Dawson is the founder and organizer of LA Food Fest, which held its seventh tasting event this weekend. The two-day festival featured nearly 150 vendors dishing out everything from banh mi and empanadas to ceviche and lobster rolls for up to 20,000 hungry people.
This year, she set an ambitious goal for herself: Transform the festival into the world’s first zero-waste food tasting event.
“I didn’t think it would be as challenging as it’s been,” Dawson says. “It’s been an education and an eye-opener for me, just the level of hoops that must be jumped through.”
Businesses and organization can’t give leftover food to people on the street, the way some of us might do with restaurant leftovers. There are strict regulations governing the safety of donated food, which makes sense.
“When you’re dealing with anything on this scale, public health entities have to be as concerned for all citizens as they are for people at this event,” Dawson says.

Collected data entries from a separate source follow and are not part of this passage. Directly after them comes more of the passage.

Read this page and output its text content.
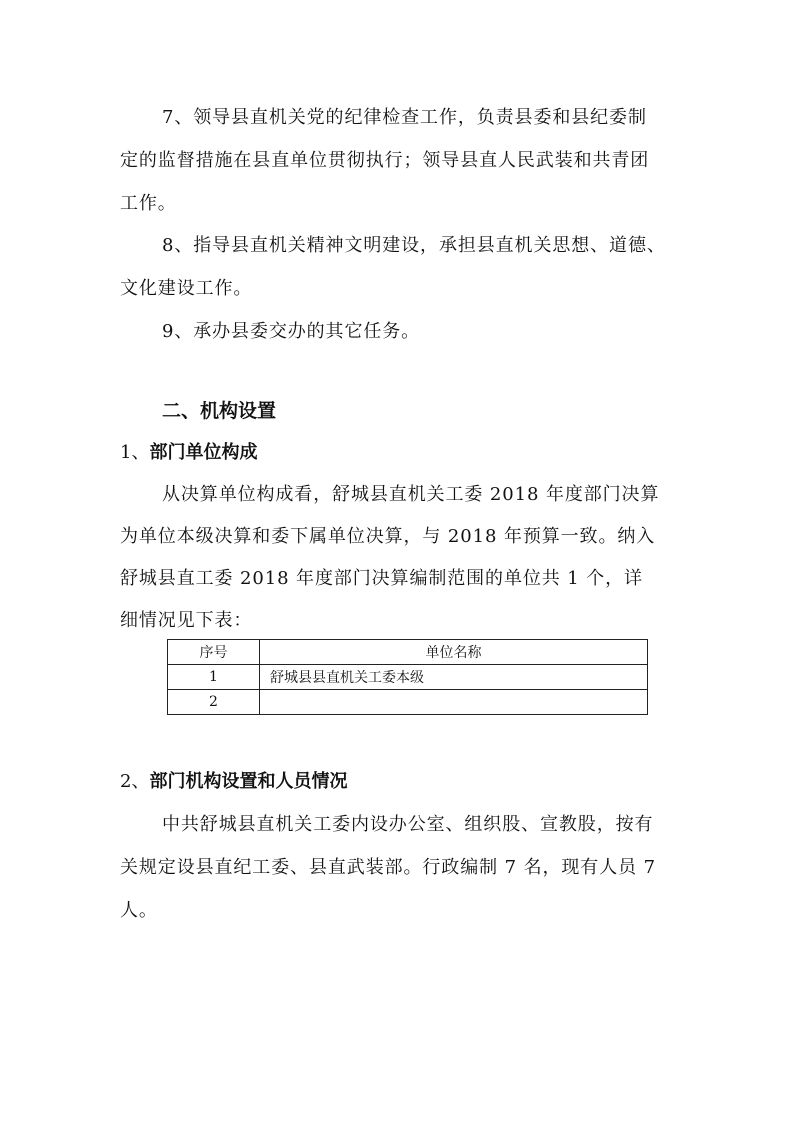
7、领导县直机关党的纪律检查工作，负责县委和县纪委制
定的监督措施在县直单位贯彻执行；领导县直人民武装和共青团
工作。
8、指导县直机关精神文明建设，承担县直机关思想、道德、
文化建设工作。
9、承办县委交办的其它任务。
二、机构设置
1、部门单位构成
从决算单位构成看，舒城县直机关工委 2018 年度部门决算
为单位本级决算和委下属单位决算，与 2018 年预算一致。纳入
舒城县直工委 2018 年度部门决算编制范围的单位共 1 个，详
细情况见下表：
序号	单位名称
1	舒城县县直机关工委本级
2	
2、部门机构设置和人员情况
中共舒城县直机关工委内设办公室、组织股、宣教股，按有
关规定设县直纪工委、县直武装部。行政编制 7 名，现有人员 7
人。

The biggest enemy is time.
Produce and unprepared food — things like beet or carrot tops that can be reused for stocks or other dishes — can go into a fridge and sit until it’s transported. “But with prepared food, the minute that food is prepared, that clock is ticking,” Dawson says. “From a food service perspective, there’s a short shelf life and it’s gotta go.” And it has to be safely transported, at the correct temperature while properly secured.
Dawson says she sought out dozens of organizations before she found ones that were equipped to handle the logistical challenge: “So many of the groups that do this type of work don’t have the resources. I can’t tell you how many churches we spoke to.”

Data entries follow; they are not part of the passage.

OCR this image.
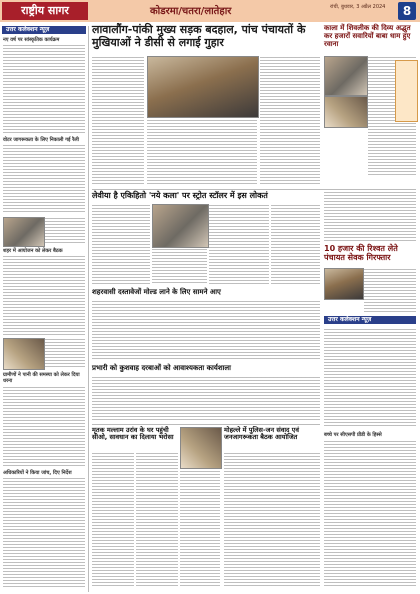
राष्ट्रीय सागर	कोडरमा/चतरा/लातेहार	रांची, बुधवार, 3 अप्रैल 2024	8
उत्तर कलेक्शन न्यूज़
नए वर्ष पर सांस्कृतिक कार्यक्रम
वोटर जागरूकता के लिए निकाली गई रैली
शहर में आयोजन को लेकर बैठक
ग्रामीणों ने पानी की समस्या को लेकर दिया धरना
अधिकारियों ने किया जांच, दिए निर्देश
लावालौंग-पांकी मुख्य सड़क बदहाल, पांच पंचायतों के मुखियाओं ने डीसी से लगाई गुहार
काला में शिवलीक की दिव्य अद्भुत कर हजारों सवारियों बाबा धाम हुए रवाना
लेवीया है एकिहितो 'नये कला' पर स्ट्रोत स्टॉलर में इस लोकतं
शहरवासी दस्तावेजों मोल्ड लाने के लिए सामने आए
प्रभारी को कुशवाह दरबाओं को आवाश्यकता कार्यशाला
10 हजार की रिश्वत लेते पंचायत सेवक गिरफ्तार
उत्तर कलेक्शन न्यूज़
मृतक मल्लाम उरांव के घर पहुंची सीओ, सावधान का दिलाया भरोसा
मोहल्ले में पुलिस-जन संवाद एवं जनजागरूकता बैठक आयोजित	बच्चे पर सीएसपी प्रीडी के हिस्से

In the end, she worked with LA Kitchen and HealthRight 360 as well as several faith-based organizations that organized volunteers to transport leftover and unused food to nonprofits, which often lack the personnel to do that.
It also required Dawson to work with the chefs and vendors of LA Food Fest, convincing them to get on board with the mission and educating them about what that would entail. At 11 p.m. on Saturday, when the event’s first full day ended, a team arrived to collect the food and transport it to its next destination.
“This has been a concerted effort of at least a dozen groups, all of whom have done their part to help us connect,” she says.
On the serving-ware end, Dawson brought in hands-free cardboard trays with thumb holes, recyclable Tossware plastic glasses made from post-consumer recycled materials, and kegs instead of bottles for wine, which makes a major difference when you’re serving thousands of pours a day.
Dawson won’t know until Monday how close to the zero-waste goal LA Food Fest got. But she says it’s not about perfection. “My goal for this weekend was to hit a 50 percent mark. If we get 50 percent this time, it means we’ll get 60 to 70 percent next year and pretty darn close on the third try. Even if we only make a tiny dent this year, it’s a tiny dent that’s never been made before and we can continue to improve.”